Presiding Judge Ernst-Rainer Schudt announced the verdict of the Moroccan's year-long retrial hearing without stating the court's reasons for the decision.
Support of Hamburg cell leads to conviction
El Motassadeq was convicted on terror-related charges after the prosecution accused him of helping pay tuition and other bills for members of the Hamburg cell to allow them to live as students while they plotted the attacks.
Prosecutors had demanded the maximum sentence of 15 years in prison for el Motassadeq, but defense lawyers sought acquittal for the Moroccan, who acknowledges he was close to the hijackers but insists he knew nothing of their plans.
El Motassadeq, who looked on calmly as Schudt announced the verdict, was the first man to go on trial over the terrorist attacks in New York and Washington that killed more than 3,000 people. He was found guilty and sentenced the maximum 15 years in prison in February 2003.
But a German federal tribunal overturned the verdict last year and sent the case back to the court in the northern port city of Hamburg, where three of the 19 suicide hijackers lived and studied.
Attorney Ladislav Anisic said there was no evidence that directly linked his client to the plot and argued that Motassadeq was being tried simply on guilt by association, which he said was unacceptable under the rule of law in a democracy like Germany's.

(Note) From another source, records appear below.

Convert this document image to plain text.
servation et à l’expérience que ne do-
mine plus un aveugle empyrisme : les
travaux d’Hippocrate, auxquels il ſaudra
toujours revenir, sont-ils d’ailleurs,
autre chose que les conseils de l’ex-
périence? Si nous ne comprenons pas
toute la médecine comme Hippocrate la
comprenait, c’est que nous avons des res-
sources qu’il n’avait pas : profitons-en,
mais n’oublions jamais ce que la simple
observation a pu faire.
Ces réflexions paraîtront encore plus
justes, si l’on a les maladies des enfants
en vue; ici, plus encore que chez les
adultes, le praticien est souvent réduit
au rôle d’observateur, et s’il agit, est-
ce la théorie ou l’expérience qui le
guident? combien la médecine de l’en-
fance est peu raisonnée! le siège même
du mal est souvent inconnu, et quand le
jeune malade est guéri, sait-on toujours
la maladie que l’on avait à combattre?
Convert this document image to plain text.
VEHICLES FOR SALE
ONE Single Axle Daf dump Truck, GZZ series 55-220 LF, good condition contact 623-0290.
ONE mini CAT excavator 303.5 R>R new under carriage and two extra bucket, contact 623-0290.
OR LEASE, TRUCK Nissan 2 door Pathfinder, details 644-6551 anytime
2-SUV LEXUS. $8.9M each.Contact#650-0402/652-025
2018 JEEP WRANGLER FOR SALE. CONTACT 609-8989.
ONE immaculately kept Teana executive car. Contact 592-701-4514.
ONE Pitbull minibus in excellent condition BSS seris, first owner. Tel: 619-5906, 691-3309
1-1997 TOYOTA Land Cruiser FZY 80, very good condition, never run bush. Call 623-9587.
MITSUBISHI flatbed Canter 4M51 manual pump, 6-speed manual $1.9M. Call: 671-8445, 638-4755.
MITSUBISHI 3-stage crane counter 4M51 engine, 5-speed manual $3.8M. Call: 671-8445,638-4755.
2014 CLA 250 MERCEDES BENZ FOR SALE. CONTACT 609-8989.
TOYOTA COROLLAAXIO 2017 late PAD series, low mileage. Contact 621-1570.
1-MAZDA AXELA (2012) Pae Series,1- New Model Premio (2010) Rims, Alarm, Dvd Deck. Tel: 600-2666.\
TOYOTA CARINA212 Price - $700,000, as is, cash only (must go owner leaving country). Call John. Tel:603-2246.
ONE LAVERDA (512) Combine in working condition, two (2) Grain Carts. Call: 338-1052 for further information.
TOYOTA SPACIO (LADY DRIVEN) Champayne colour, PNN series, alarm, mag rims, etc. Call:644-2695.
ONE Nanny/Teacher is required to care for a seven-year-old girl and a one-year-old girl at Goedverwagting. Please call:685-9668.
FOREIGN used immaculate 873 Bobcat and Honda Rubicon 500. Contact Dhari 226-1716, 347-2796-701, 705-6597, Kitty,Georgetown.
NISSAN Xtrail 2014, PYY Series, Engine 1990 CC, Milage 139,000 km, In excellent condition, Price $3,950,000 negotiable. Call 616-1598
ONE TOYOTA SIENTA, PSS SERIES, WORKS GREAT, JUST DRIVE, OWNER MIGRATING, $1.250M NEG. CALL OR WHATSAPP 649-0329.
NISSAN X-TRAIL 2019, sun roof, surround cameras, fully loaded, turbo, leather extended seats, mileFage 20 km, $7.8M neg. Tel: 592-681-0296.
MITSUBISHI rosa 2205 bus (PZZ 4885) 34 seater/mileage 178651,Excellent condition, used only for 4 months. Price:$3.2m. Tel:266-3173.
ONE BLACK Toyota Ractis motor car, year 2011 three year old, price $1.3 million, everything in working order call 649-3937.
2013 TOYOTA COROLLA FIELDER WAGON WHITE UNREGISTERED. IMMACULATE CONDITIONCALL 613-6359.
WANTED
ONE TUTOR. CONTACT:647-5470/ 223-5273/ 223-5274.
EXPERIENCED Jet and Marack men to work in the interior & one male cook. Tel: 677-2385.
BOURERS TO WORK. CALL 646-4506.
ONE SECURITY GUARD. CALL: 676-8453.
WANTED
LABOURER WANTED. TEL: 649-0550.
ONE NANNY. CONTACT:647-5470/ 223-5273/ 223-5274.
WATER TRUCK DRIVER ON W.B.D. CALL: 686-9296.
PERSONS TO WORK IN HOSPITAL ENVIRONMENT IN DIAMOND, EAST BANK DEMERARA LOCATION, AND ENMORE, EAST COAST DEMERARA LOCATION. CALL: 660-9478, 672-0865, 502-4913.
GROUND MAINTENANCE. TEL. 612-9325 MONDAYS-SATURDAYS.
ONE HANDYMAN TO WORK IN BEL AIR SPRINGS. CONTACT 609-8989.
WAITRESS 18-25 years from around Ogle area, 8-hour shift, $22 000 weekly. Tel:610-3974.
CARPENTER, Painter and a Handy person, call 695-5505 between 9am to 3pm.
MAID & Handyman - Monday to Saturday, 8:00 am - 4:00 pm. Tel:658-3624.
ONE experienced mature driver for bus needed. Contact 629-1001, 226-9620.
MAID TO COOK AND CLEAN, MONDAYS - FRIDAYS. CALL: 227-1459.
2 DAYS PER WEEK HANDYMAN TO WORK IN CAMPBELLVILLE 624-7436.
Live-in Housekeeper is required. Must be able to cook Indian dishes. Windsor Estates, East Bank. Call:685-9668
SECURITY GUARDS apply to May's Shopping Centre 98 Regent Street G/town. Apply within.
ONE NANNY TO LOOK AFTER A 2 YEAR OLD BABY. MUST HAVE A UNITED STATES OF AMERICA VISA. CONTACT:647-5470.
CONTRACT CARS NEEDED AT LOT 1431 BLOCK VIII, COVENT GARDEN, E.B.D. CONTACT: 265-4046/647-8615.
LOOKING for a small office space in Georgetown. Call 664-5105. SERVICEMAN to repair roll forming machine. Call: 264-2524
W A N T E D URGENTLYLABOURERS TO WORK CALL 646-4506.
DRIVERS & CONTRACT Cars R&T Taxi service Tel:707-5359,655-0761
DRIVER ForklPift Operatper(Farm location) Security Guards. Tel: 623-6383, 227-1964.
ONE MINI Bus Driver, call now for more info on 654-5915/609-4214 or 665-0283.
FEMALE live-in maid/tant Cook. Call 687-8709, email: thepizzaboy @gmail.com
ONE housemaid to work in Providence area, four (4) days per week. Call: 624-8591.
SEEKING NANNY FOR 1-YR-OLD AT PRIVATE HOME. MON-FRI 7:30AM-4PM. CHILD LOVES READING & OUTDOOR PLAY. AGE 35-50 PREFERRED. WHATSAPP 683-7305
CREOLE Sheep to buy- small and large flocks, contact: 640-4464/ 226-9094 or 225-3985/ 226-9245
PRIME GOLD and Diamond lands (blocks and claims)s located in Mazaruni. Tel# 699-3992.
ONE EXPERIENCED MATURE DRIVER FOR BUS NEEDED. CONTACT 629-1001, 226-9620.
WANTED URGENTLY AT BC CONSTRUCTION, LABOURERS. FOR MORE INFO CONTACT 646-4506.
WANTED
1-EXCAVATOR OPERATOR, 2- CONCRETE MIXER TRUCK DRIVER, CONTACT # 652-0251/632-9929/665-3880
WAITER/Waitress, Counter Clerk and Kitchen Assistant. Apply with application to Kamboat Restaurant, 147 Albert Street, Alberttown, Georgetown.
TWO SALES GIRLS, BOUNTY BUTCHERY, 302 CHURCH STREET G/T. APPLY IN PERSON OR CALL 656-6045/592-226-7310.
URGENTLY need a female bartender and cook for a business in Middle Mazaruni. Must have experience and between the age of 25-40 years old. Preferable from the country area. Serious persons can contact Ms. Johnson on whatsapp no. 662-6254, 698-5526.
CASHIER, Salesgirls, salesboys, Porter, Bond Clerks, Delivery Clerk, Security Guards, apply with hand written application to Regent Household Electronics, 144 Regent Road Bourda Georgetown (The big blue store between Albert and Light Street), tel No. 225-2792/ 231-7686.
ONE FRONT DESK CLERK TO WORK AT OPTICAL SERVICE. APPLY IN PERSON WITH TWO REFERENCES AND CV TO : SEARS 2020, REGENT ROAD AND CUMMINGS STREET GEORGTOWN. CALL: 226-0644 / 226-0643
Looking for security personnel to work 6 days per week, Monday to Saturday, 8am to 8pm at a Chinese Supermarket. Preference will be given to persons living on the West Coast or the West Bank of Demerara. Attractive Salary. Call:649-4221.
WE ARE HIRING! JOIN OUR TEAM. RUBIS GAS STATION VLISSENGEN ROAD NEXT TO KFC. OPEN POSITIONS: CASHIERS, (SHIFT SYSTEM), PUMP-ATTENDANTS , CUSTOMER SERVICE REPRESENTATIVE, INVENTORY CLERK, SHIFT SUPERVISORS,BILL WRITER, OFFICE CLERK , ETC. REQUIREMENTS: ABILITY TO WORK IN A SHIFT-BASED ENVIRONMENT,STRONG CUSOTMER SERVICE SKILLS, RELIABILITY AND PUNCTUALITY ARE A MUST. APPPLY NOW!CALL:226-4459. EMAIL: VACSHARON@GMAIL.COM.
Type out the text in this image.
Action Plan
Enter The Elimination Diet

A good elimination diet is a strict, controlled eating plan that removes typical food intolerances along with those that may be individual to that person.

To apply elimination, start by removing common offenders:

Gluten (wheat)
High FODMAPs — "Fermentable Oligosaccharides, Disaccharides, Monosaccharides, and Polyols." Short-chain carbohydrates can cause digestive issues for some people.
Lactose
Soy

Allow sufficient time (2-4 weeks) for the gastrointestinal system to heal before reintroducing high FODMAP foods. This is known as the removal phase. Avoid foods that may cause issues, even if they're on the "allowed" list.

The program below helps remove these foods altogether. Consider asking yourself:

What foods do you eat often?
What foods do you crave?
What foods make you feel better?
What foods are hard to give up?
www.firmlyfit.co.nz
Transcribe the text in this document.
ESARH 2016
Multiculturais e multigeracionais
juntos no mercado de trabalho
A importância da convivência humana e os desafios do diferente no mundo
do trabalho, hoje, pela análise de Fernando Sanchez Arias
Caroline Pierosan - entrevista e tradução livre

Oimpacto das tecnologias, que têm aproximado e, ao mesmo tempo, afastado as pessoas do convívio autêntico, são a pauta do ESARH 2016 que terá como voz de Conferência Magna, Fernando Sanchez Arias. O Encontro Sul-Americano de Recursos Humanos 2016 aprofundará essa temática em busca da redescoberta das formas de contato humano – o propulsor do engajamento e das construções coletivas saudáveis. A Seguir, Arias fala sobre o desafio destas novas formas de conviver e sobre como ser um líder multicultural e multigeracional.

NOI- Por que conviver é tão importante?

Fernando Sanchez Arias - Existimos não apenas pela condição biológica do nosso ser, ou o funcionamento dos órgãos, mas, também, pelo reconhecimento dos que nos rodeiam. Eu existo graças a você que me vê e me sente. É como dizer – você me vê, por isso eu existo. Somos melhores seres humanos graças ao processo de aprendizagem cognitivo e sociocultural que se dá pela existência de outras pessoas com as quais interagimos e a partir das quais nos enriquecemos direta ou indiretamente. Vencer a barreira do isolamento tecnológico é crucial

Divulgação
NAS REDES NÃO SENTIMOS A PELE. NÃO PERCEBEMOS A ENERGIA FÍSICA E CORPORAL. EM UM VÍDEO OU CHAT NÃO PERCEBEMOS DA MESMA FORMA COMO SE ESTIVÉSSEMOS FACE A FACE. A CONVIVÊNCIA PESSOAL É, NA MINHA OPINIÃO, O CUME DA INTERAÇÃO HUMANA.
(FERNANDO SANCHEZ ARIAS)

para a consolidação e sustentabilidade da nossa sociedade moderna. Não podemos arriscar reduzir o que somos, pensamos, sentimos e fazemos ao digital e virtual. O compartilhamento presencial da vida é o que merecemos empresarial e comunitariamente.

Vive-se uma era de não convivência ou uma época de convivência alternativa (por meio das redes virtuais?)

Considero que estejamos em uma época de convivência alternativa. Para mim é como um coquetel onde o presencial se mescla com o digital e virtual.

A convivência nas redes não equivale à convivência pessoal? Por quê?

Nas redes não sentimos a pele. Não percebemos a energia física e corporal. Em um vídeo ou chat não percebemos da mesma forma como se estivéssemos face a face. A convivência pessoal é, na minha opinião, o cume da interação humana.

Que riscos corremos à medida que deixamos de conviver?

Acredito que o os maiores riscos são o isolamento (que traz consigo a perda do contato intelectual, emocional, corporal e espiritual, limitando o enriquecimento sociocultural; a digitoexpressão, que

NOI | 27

"Let us not let Osama bin Laden win here at home by sacrificing our legal foundations," he argued before the court.
Anisic has said he will appeal any verdict other than an acquittal.
US not cooperating
German observers say the prosecution's case had been weakened by the failure of the United States to hand over more information on two top al Qaeda operatives in its custody.
The federal court overturned the verdict on the grounds that the Hamburg judges had not been able to hear potentially exculpatory testimony from the self-purported mastermind behind the attacks, Ramzi Binalshibh, and al Qaeda's suspected number three, Khalid Sheikh Mohammed.
The US Justice Department provided two sets of summaries of their interrogation in which the two men reportedly said that Motassadeq and fellow Moroccan Abdelghani Mzoudi had had no involvement in the plot.
The prosecution has argued that the accounts are not credible given al Qaeda training methods in counterintelligence. But the reports and the holes in the case were enough to see Mzoudi acquitted in Hamburg on the same charges Motassadeq is again facing.
After his release, Mzoudi returned to Morocco in June under threat of deportation.
Perhaps in the hopes of a similar outcome to his trial, Motassadeq has extended his Moroccan passport and said he wished to go home as soon as possible.
After 65 hearings and 112 witnesses during the retrial alone, which began one year ago, a not guilty verdict would have been a humiliating blow to federal prosecutors.